In re the Matter of Annette Wood, No. 1 CA-CV 22-0710 (App. Div. I May 30, 2024) (J.Howe) https://www.azcourts.gov/Portals/0/OpinionFiles/Div1/2024/FINAL%20CV%2022-0710%20Wood%20v.%20Coconino%205.29.2024.docx.pdf
ARIZONA GUARDIANSHIP STATUTES- A.R.S. §§ 14-5101(3), -5304, & -5304.02 UNCONSTITUTIONALLY VIOLATE DUE PROCESS BY TERMINATING A PERSON'S RIGHT TO VOTE WITHOUT DETERMINING VOTING CAPACITY AND BY PUTTING BURDEN ON WARD TO JUSTIFY RETAINING RIGHT TO VOTE
The Coconino County Public Fiduciary petitioned the court to appoint a guardian for 63 year old Annette Wood to make financial and medical decisions for Wood. A health professional diagnosed her with unspecified dementia, severe intellectual disabilities and a cognitive communication deficit, but further noted Wood's impairments nevertheless do not “affect [her] ability to receive or evaluate information needed in making or communicating personal and financial decision[s].” Wood agreed she needed a guardian but sought a limited guardianship so she could retain the right to vote. The trial court conducted a hearing and pursuant to § 14-5304.02 placed the burden on Wood to prove by clear and convincing evidence that she “retained sufficient understanding to exercise her right to vote.” Based upon the evidence presented at the hearing the trial court appointed a general guardian finding Wood lacked “sufficient understanding to exercise the right to vote.” Wood appealed and the Arizona Court of Appeals vacated and remanded.
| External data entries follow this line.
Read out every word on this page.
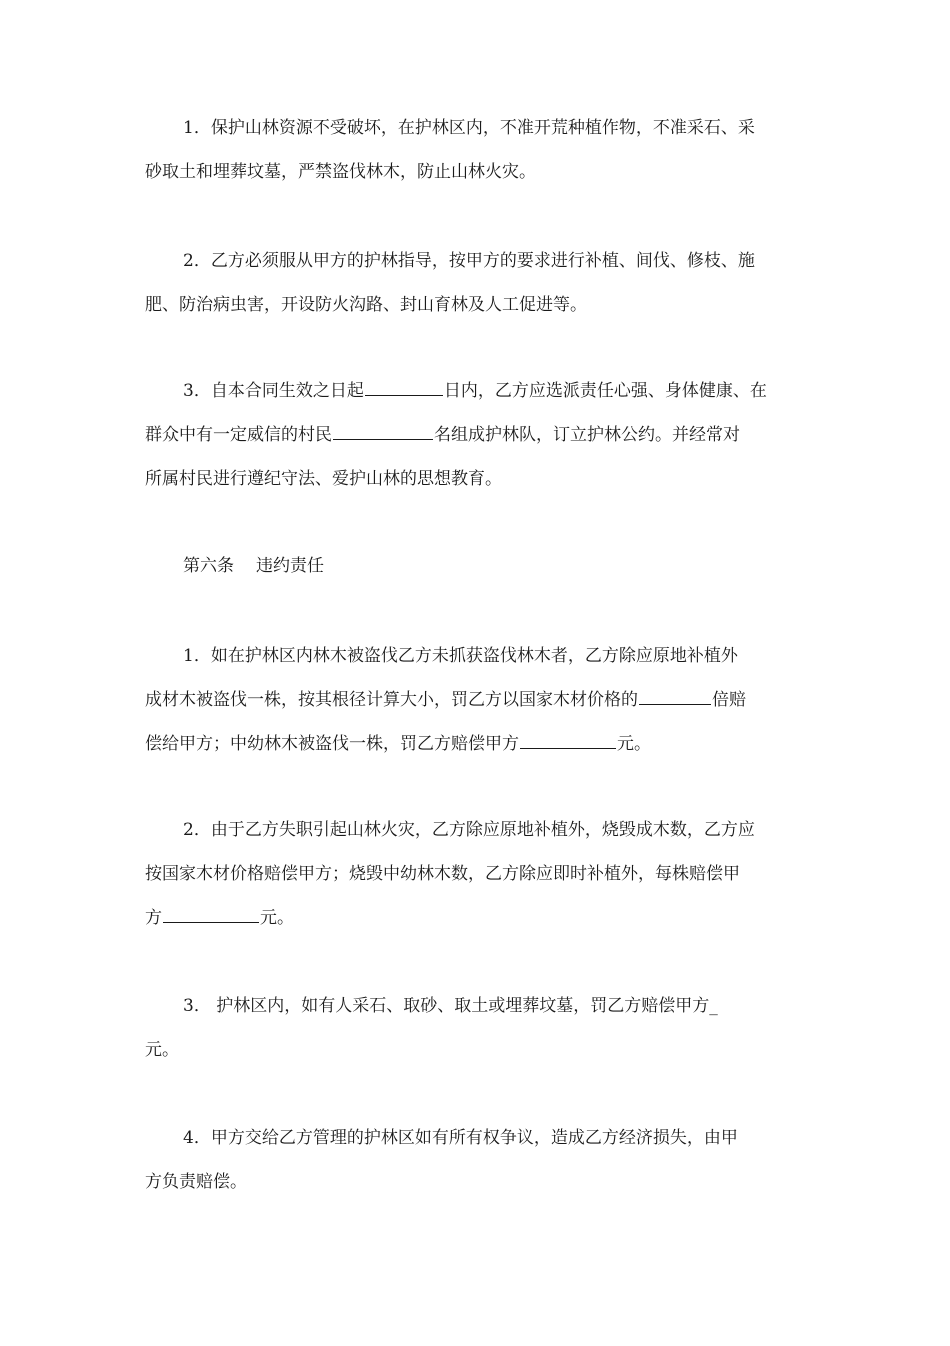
1．保护山林资源不受破坏，在护林区内，不准开荒种植作物，不准采石、采
砂取土和埋葬坟墓，严禁盗伐林木，防止山林火灾。
2．乙方必须服从甲方的护林指导，按甲方的要求进行补植、间伐、修枝、施
肥、防治病虫害，开设防火沟路、封山育林及人工促进等。
3．自本合同生效之日起	日内，乙方应选派责任心强、身体健康、在
群众中有一定威信的村民	名组成护林队，订立护林公约。并经常对
所属村民进行遵纪守法、爱护山林的思想教育。
第六条 违约责任
1．如在护林区内林木被盗伐乙方未抓获盗伐林木者，乙方除应原地补植外
成材木被盗伐一株，按其根径计算大小，罚乙方以国家木材价格的	倍赔
偿给甲方；中幼林木被盗伐一株，罚乙方赔偿甲方	元。
2．由于乙方失职引起山林火灾，乙方除应原地补植外，烧毁成木数，乙方应
按国家木材价格赔偿甲方；烧毁中幼林木数，乙方除应即时补植外，每株赔偿甲
方	元。
3． 护林区内，如有人采石、取砂、取土或埋葬坟墓，罚乙方赔偿甲方_
元。
4．甲方交给乙方管理的护林区如有所有权争议，造成乙方经济损失，由甲
方负责赔偿。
The Arizona Constitution provides that “[n]o person who is adjudicated an incapacitated person shall be qualified to vote at any election . . . . Ariz. Const. art. 7, § 2(C). . .Under the guardianship statutes, however, a person placed under a limited guardianship can retain the right to vote ‘if the person files a petition, has a hearing and the judge determines by clear and convincing evidence that the person retains sufficient understanding to exercise the right to vote. A.R.S. § 14-5304.02; accord A.R.S. § 14-5101(3)'.”
Taking away a person's right to vote imposes the most severe burden upon the exercise of that right thus requiring a strict scrutiny analysis. The state must establish both that the law is “narrowly tailored to serve a compelling state interest and that it employs the “least restrictive means practically available.” The guardianship statutes fail this test. They are neither “narrowly tailored” nor the “least restrictive means of achieving the Sate's interest” because all wards are affected not just those who may lack voting capacity. Similarly, placing the burden of proof upon the ward to prove by clear and convincing evidence that she has the capacity to vote is not the “least restrictive means” of the accomplishing the State's purpose—placing the burden upon the petitioner is the more appropriate, less restrictive means that should apply.